Verdict: The plugs for electronics are already built to convert different power supplies. The text descriptions pasted to each black electronic plug explains this (though not in those exact words). All you need is an adapter to stick on the two built-for-Canada prongs to suit whatever sockets you meet. So the power portion of our luggage will consist of only three plugs and an adapter. Much less than I thought we'd be able to get away with.



Tuesday, October 7, 2008

Le Logo

We originally had a hard time deciding on a blog template because I found that all of the pre-made blogger templates felt a little too generic. However, since we don't have the time to design and code our own design, I finally decided that a visually catchy logo image was the way to go, and designed this.

It started with a rough sketch that I drew in a car while waiting for my friend as she paid for a tank of gas. I sat down later at home and put the image together in Visio. I went with Visio because I've been using it for years. Visio's actually a flowcharting software, and definitely not the first-choice software for graphic artists - it's probably the visual design equivalent of playing the saw. But I knew I could make a nice graphic quickly and not have to worry about any learning curve.

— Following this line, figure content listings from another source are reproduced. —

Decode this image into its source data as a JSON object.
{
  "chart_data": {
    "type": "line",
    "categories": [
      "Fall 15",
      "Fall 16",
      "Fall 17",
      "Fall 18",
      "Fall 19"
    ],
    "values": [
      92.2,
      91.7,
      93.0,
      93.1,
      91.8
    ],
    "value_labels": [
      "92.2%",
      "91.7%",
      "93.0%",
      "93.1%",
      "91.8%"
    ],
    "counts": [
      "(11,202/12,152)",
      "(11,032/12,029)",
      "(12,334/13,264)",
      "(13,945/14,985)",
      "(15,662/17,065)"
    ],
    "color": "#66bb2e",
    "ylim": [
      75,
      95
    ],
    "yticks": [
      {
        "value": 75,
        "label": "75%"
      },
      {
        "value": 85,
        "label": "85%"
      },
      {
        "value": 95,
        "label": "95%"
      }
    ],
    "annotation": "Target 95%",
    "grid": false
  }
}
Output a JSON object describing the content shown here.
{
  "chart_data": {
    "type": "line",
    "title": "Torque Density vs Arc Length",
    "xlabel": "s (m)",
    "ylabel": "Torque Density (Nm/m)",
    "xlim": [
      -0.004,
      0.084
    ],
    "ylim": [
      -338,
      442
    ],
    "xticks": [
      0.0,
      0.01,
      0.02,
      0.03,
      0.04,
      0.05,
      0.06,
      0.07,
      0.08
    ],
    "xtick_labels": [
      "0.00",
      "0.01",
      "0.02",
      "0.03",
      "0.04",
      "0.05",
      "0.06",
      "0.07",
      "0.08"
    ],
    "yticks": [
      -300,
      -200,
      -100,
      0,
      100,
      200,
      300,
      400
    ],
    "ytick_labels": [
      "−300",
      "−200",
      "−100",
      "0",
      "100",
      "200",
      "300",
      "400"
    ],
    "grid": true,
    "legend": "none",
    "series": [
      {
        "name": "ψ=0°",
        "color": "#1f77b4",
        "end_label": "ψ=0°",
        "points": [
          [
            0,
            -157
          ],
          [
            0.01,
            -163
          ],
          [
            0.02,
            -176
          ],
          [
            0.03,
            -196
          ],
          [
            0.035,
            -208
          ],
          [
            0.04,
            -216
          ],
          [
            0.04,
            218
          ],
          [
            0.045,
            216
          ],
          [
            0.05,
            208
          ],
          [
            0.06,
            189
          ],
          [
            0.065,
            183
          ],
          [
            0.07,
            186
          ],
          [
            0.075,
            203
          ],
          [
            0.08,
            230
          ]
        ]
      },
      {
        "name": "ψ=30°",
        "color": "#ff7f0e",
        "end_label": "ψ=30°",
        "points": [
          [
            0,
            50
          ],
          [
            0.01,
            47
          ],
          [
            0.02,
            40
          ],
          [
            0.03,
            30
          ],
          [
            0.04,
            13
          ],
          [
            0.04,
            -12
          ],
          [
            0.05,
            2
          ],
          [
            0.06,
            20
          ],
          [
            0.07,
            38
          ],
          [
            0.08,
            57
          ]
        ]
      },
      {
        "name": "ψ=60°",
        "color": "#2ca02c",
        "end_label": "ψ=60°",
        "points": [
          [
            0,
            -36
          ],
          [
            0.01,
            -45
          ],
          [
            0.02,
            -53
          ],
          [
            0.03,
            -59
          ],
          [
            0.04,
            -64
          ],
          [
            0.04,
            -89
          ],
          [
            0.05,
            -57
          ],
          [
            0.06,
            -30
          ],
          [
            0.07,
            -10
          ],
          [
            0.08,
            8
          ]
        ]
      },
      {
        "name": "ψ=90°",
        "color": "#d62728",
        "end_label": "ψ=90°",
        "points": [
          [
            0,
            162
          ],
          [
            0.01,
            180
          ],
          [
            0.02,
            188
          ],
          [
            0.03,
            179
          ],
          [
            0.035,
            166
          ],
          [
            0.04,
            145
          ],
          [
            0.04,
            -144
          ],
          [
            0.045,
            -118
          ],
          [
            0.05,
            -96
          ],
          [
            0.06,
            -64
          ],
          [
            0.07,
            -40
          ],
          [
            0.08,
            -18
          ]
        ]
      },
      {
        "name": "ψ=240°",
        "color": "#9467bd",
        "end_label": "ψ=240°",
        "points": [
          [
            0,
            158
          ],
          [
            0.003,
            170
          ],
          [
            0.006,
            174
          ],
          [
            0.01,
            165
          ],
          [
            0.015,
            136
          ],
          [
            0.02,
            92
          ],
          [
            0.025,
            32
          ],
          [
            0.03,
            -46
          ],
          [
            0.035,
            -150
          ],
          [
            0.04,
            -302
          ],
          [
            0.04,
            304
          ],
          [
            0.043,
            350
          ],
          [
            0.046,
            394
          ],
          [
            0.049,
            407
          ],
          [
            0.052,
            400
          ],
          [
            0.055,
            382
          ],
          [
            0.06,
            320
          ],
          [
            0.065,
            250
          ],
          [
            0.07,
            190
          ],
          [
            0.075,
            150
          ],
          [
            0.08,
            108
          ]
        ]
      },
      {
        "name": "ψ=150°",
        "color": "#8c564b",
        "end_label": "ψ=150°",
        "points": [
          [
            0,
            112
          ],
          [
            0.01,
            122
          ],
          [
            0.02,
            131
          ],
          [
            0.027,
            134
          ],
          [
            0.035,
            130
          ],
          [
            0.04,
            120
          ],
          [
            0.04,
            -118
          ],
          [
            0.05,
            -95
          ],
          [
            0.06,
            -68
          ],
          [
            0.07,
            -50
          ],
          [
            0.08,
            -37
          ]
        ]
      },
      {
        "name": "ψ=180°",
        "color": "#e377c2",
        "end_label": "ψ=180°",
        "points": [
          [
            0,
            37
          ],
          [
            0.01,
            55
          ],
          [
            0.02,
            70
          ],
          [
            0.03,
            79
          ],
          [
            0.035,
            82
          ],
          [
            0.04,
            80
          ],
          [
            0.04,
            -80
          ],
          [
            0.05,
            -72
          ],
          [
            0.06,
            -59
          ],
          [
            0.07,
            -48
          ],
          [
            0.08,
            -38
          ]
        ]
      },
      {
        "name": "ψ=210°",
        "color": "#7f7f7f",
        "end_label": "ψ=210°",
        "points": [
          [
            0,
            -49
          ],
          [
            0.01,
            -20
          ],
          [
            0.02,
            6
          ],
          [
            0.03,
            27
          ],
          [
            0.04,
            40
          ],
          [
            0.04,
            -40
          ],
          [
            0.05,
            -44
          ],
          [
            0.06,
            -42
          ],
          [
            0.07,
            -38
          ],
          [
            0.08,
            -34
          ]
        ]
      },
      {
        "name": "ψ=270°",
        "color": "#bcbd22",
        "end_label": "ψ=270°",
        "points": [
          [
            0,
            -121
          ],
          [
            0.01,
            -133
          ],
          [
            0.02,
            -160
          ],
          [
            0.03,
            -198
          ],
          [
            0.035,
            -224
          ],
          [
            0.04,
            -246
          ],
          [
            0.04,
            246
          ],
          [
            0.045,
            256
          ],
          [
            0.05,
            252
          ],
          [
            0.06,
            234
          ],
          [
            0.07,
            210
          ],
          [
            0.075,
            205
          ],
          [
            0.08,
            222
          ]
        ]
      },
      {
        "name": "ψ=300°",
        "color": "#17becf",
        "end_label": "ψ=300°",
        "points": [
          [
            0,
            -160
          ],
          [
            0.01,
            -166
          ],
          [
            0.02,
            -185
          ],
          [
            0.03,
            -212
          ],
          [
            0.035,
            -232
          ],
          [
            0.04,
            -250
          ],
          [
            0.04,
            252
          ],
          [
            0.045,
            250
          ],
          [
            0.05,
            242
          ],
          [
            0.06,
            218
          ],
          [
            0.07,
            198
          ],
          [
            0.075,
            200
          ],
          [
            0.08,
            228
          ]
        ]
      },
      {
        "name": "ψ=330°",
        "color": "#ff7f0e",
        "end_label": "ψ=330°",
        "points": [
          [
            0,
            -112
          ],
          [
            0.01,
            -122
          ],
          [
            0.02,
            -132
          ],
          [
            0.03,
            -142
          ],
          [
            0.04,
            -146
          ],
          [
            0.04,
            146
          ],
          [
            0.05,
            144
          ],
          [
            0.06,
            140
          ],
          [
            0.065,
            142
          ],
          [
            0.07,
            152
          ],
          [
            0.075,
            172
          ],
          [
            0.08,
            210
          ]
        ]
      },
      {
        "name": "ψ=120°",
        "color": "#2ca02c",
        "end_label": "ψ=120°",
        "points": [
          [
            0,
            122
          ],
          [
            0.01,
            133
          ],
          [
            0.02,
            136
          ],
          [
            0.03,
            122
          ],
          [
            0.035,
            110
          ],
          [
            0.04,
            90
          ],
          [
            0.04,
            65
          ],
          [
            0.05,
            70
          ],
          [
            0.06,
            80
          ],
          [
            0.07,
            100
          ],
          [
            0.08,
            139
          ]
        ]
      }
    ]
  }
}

The tick marks that make up the border were part of my rough sketch, as were the dots and different fonts. There are 365 tick marks with one in a different colour to indicate the one day that we're not taking off. (No, I didn't count them one by one - I made groups of 10 and then just copied and pasted). Pierre suggested that the whole 365-ticks thing might be clearer if the border was made out of bundles of five (like in the top right-hand corner of the image). I thought that might make it a bit too busy, so I just put in a couple. (Which, incidentally, is slowly driving him crazy. By the time you read this, there will probably be just one bundle instead of two).

The heads showed up by accident when I was trying to find ways to decrease the height of the image without changing the width. They were too cute to pass up.

Templeton and the Wabi-Sabi mobile

Spent half of Sunday clearing out one of our rooms. Pierre's friend kindly lent us his van, a chevy, for the weekend. It's the most amazing vehicle - if I didn't know better I'd swear that it had some Undetectable Extension Charm on it - we only had to do two loads. On top of that, it's the ultimate wabi-sabi mobile - very charming.



Our storage place - Just Right Storage - is very cute. It definitely passes the cute test. Not only is it well organized, they've personalized the space so that it's easy for you to not only remember your locker number but to locate it: they've named each hallway after a street in Ottawa, and put up actual street signs to help you navigate.


Any local Ottawans who are sticklers for details would probably find some of the intersections a bit irksome ("Pshaw, like Blackburn and Chapel even intersect..."). But for the rest of the us, it's so much easier to remember 61 Rideau than "Section G, lockers 12" (or however it is that other places name their storage lockers.)
For the next year, our stuff will live in Templeton 54.